Por que é tão difícil encontrar propósito e sentido na vida?

Encontrar propósito e sentido na vida é um dos maiores desafios da nossa geração. Vivemos em um tempo em que tudo parece precisar ter um motivo grandioso: ser produtivo, ser feliz, ter sucesso, fazer a diferença. Mas, no meio de tantas cobranças e comparações, é comum sentir-se perdido, como se todo mundo soubesse o que quer da vida — menos você. E o que quase ninguém diz é que está tudo bem ainda não saber. A busca por propósito não é sinal de fraqueza, e sim uma parte natural da jornada humana.
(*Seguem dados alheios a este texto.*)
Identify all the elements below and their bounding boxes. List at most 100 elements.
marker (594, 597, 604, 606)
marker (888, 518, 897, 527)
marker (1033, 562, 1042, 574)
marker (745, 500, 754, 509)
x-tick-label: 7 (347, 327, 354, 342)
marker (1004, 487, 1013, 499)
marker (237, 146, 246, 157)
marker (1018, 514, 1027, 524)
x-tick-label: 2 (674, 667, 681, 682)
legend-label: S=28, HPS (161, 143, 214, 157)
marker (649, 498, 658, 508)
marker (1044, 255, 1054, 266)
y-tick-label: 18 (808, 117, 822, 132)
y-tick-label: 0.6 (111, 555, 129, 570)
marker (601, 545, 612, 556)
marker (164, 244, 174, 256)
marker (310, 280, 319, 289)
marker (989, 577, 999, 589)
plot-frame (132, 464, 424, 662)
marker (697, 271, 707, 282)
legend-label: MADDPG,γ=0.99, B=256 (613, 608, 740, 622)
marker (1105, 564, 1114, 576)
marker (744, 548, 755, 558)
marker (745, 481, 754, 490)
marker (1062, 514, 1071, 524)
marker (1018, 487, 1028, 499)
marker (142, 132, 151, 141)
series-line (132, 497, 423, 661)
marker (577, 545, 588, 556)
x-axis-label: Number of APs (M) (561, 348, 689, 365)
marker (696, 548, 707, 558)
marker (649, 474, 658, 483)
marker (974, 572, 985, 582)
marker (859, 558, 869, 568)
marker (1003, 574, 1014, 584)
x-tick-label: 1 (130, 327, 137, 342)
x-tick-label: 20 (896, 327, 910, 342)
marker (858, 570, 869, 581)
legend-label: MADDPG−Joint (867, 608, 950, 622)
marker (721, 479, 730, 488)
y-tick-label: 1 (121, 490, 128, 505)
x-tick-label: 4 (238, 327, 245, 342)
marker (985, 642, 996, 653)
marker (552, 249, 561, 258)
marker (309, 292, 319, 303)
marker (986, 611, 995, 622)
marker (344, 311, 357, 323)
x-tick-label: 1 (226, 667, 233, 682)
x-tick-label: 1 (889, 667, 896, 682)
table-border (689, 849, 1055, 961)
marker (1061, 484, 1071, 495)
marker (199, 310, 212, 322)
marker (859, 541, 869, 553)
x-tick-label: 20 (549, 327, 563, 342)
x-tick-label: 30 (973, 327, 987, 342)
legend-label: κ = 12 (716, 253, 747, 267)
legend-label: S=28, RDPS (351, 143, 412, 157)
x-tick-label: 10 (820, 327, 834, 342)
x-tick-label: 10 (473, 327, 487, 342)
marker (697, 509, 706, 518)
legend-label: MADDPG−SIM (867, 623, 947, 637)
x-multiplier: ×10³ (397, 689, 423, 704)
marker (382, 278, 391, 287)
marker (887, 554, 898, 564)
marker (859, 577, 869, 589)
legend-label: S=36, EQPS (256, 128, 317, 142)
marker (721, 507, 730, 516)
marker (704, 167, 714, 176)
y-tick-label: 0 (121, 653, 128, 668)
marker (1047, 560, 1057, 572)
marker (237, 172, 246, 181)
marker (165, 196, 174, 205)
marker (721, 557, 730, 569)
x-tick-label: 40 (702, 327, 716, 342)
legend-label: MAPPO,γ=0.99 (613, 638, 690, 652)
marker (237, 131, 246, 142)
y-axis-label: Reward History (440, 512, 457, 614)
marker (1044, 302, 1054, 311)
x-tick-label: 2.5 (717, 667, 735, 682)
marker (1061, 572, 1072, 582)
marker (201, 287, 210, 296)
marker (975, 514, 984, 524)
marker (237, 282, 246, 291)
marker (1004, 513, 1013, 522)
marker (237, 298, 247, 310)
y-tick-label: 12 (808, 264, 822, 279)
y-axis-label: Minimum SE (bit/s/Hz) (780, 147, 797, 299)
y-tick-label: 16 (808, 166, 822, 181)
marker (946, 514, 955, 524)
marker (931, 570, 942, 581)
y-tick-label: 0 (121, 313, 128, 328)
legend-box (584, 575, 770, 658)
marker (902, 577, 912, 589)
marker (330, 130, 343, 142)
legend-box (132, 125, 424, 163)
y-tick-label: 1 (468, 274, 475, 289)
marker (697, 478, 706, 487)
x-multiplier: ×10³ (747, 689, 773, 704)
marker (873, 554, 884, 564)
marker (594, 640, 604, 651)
Nosso cérebro, por exemplo, foi projetado para buscar segurança, não sentido. Ele tenta nos proteger de tudo que representa mudança, incerteza ou risco. Por isso, cada vez que tentamos sair do piloto automático, buscar algo novo ou repensar nossos caminhos, sentimos medo e ansiedade. É a forma que o corpo encontra de dizer “cuidado”. O problema é que, quando deixamos esse medo comandar nossas decisões, acabamos ficando presos na zona de conforto — e nela é quase impossível encontrar propósito.

Outro obstáculo vem da comparação constante. Vivemos cercados de imagens e histórias de sucesso nas redes sociais, e acabamos acreditando que propósito tem a ver com status, dinheiro ou reconhecimento. Mas, na realidade, o sentido está nas pequenas coisas que nos conectam com quem somos: cuidar de alguém, aprender algo novo, criar, ajudar, crescer. O extraordinário está, muitas vezes, no simples.
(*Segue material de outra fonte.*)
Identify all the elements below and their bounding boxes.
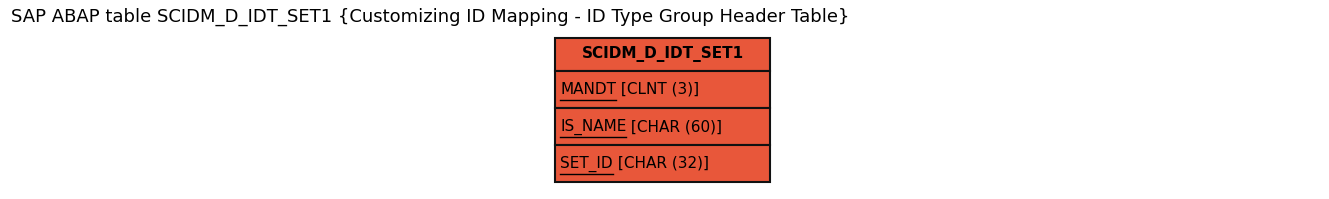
Text: [CLNT (3)]: [CLNT (3)] [617,82,699,97]
Text: [CHAR (60)]: [CHAR (60)] [626,119,723,134]
Bar [556,108,769,145]
Text: SET_ID: SET_ID [560,155,613,172]
Bar [556,71,769,108]
Text: IS_NAME: IS_NAME [560,118,626,135]
Bar [556,38,769,71]
Text: SAP ABAP table SCIDM_D_IDT_SET1 {Customizing ID Mapping - ID Type Group Header T: SAP ABAP table SCIDM_D_IDT_SET1 {Customi… [11,8,849,26]
Bar [556,145,769,182]
Text: [CHAR (32)]: [CHAR (32)] [613,156,708,171]
Text: SCIDM_D_IDT_SET1: SCIDM_D_IDT_SET1 [582,47,743,62]
Text: MANDT: MANDT [560,82,617,97]
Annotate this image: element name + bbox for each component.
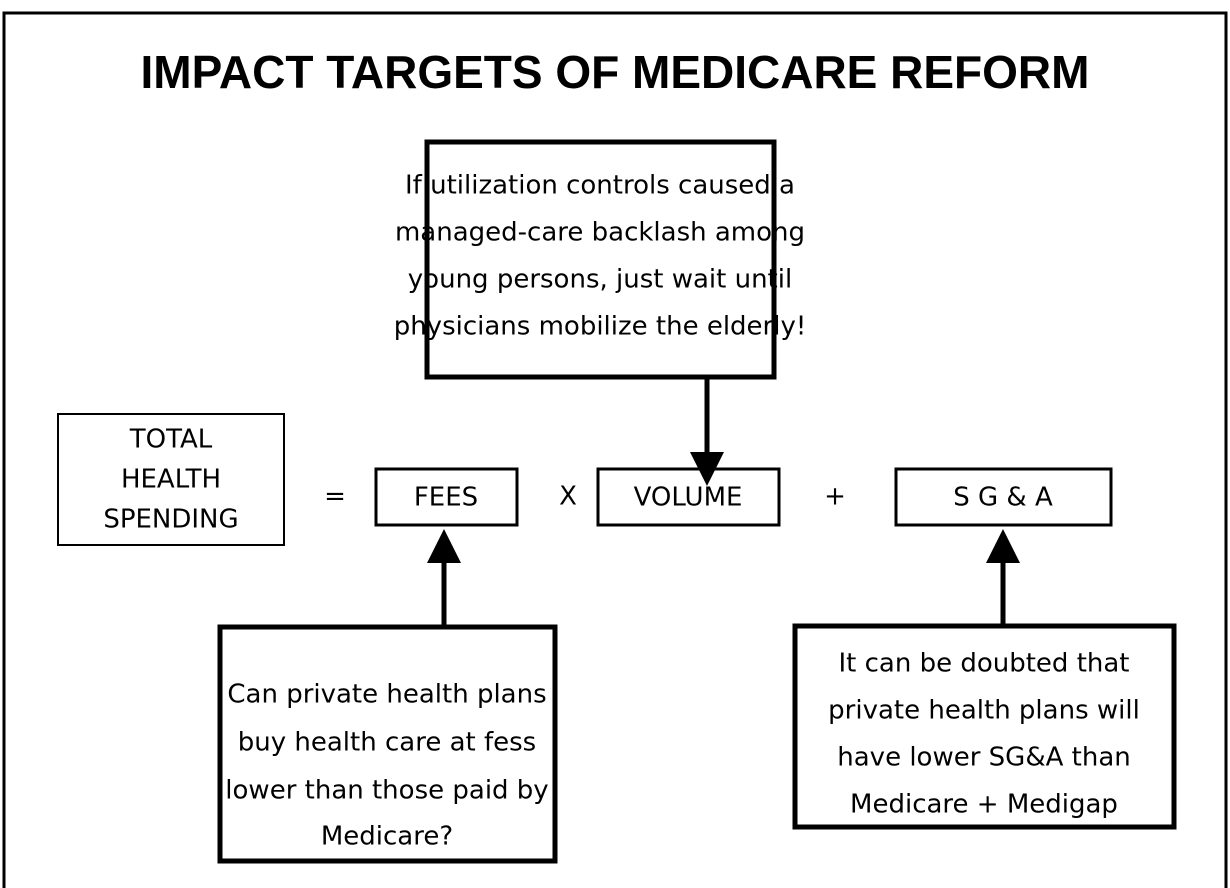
operator: +	[824, 482, 846, 512]
note-line: lower than those paid by	[225, 776, 548, 806]
arrow-head	[986, 529, 1020, 563]
note-box	[792, 623, 1177, 830]
note-box	[217, 624, 558, 864]
note-line: physicians mobilize the elderly!	[394, 312, 807, 342]
note-line: It can be doubted that	[838, 649, 1129, 679]
note-line: have lower SG&A than	[837, 743, 1130, 773]
sga-box	[894, 467, 1113, 527]
volume-box	[596, 467, 781, 527]
total-line: HEALTH	[121, 465, 221, 495]
fees-label: FEES	[414, 483, 478, 513]
fees-box	[374, 467, 519, 527]
note-line: Medicare?	[321, 822, 453, 852]
note-box	[424, 139, 777, 380]
note-line: buy health care at fess	[238, 728, 536, 758]
total-line: SPENDING	[103, 505, 238, 535]
note-line: managed-care backlash among	[395, 218, 805, 248]
total-line: TOTAL	[129, 425, 213, 455]
frame	[2, 11, 1228, 888]
total-box	[57, 413, 285, 546]
title: IMPACT TARGETS OF MEDICARE REFORM	[141, 46, 1090, 98]
sga-label: S G & A	[953, 483, 1053, 513]
note-line: Medicare + Medigap	[850, 790, 1118, 820]
volume-label: VOLUME	[634, 483, 743, 513]
note-line: If utilization controls caused a	[405, 171, 795, 201]
arrow-head	[427, 529, 461, 563]
operator: X	[559, 482, 577, 512]
operator: =	[324, 482, 346, 512]
note-line: Can private health plans	[227, 680, 546, 710]
note-line: young persons, just wait until	[408, 265, 792, 295]
note-line: private health plans will	[828, 696, 1140, 726]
Também é difícil encontrar propósito quando ainda não nos conhecemos de verdade. Muita gente vive tentando atender expectativas — da família, da sociedade, do trabalho — e se desconecta do que realmente sente e valoriza. O autoconhecimento é essencial porque o propósito nasce do encontro com a própria essência. E é exatamente aí que a psicoterapia pode ajudar: ela cria um espaço de escuta e reflexão, onde você pode compreender suas emoções, identificar seus valores e reconstruir uma vida mais alinhada ao que faz sentido pra você.
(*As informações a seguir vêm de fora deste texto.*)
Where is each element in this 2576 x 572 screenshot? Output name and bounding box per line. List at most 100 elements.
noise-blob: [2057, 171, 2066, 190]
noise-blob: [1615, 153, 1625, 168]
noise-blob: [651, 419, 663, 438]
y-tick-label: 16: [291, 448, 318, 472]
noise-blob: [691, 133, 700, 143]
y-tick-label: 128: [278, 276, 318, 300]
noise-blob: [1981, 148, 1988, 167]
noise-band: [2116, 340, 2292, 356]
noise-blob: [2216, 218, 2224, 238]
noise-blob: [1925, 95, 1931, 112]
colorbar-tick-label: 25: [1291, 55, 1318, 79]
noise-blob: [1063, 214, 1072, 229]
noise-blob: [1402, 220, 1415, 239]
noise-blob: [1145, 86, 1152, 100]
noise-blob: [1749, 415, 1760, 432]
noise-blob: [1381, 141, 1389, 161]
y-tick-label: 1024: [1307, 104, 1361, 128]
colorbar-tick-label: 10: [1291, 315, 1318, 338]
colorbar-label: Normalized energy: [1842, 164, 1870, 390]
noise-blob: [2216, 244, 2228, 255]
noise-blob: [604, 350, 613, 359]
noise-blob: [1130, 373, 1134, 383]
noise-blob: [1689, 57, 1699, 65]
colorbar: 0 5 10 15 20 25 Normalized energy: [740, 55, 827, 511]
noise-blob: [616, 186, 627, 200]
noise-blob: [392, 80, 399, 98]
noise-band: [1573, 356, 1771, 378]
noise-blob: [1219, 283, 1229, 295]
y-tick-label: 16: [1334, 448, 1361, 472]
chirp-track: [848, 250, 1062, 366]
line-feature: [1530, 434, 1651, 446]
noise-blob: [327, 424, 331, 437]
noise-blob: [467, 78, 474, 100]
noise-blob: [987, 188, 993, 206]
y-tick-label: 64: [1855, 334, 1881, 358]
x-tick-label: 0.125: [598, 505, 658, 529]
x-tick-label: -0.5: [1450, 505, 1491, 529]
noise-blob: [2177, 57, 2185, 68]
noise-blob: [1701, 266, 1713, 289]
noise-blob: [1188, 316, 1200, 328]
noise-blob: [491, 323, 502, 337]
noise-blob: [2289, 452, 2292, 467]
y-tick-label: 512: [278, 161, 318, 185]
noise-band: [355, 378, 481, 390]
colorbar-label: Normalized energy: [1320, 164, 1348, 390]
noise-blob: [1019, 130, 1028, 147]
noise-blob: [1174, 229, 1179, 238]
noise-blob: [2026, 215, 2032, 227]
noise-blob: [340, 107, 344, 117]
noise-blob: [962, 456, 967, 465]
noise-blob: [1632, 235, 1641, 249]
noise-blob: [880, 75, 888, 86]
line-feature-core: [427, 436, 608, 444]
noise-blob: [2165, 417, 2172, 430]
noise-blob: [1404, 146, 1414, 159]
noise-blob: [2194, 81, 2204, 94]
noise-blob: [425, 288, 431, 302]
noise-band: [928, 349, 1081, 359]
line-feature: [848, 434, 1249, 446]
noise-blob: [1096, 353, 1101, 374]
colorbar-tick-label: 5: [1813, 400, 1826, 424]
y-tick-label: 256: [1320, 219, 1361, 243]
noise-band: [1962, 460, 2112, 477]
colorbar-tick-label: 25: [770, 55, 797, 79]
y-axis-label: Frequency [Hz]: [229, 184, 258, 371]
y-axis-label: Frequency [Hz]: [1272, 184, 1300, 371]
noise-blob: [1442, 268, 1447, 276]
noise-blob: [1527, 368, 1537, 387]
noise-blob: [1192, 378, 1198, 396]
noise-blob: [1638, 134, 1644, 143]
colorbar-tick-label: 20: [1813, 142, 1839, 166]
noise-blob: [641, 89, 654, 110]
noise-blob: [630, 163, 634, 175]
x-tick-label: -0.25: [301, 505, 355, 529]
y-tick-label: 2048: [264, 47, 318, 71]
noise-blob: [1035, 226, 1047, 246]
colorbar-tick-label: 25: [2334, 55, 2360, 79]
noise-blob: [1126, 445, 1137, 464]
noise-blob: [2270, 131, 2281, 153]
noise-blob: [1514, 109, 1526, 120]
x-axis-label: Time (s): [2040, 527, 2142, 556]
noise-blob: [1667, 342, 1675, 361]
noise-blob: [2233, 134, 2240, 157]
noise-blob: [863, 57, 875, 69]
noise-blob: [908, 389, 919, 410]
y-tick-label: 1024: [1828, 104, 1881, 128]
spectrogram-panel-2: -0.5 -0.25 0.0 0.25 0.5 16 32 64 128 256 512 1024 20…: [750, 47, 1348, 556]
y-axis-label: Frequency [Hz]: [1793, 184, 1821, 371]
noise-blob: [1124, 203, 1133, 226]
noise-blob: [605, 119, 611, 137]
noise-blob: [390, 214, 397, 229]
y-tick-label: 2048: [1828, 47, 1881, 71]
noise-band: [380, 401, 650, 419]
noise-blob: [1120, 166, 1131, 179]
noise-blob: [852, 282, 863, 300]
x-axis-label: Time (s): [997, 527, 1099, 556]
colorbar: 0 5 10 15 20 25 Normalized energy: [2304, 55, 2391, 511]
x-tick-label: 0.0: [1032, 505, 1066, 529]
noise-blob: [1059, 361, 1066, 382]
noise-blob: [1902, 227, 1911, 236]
Outro ponto importante são as crenças que nos limitam. Pensamentos como “não sou bom o bastante”, “já é tarde demais” ou “não posso mudar de caminho” bloqueiam o movimento. A verdade é que o propósito não é algo que se encontra de uma vez só, mas algo que se constrói pouco a pouco, à medida que nos permitimos experimentar. É no erro, nas tentativas e nos pequenos passos que o sentido aparece.

E é preciso lembrar: propósito não precisa ser algo enorme. Ele pode estar em cuidar da saúde mental, em estar mais presente na família, em se dedicar a algo que te traga paz. O propósito não é sobre ter todas as respostas, mas sobre seguir curioso, aberto e comprometido com o que é verdadeiro em você. É um processo, e não um destino final.

Se você tem se sentido sem motivação, vazio, ou perdido sobre o caminho que está seguindo, saiba que não há nada de errado com você. Isso é um convite ao autoconhecimento, não um sinal de fracasso. A terapia é um espaço seguro para olhar para dentro, entender o que importa, desafiar crenças antigas e reconstruir sentido na sua história. Porque o sentido da vida não é algo que a gente descobre, mas algo que a gente cria, todos os dias, com coragem e gentileza.

Você não precisa fazer isso sozinho. A psicoterapia pode ser o primeiro passo para se reconectar com quem você é e com o que realmente faz sentido pra você. E, quando isso acontece, a vida deixa de ser uma busca e passa a ser um caminho com direção, presença e propósito.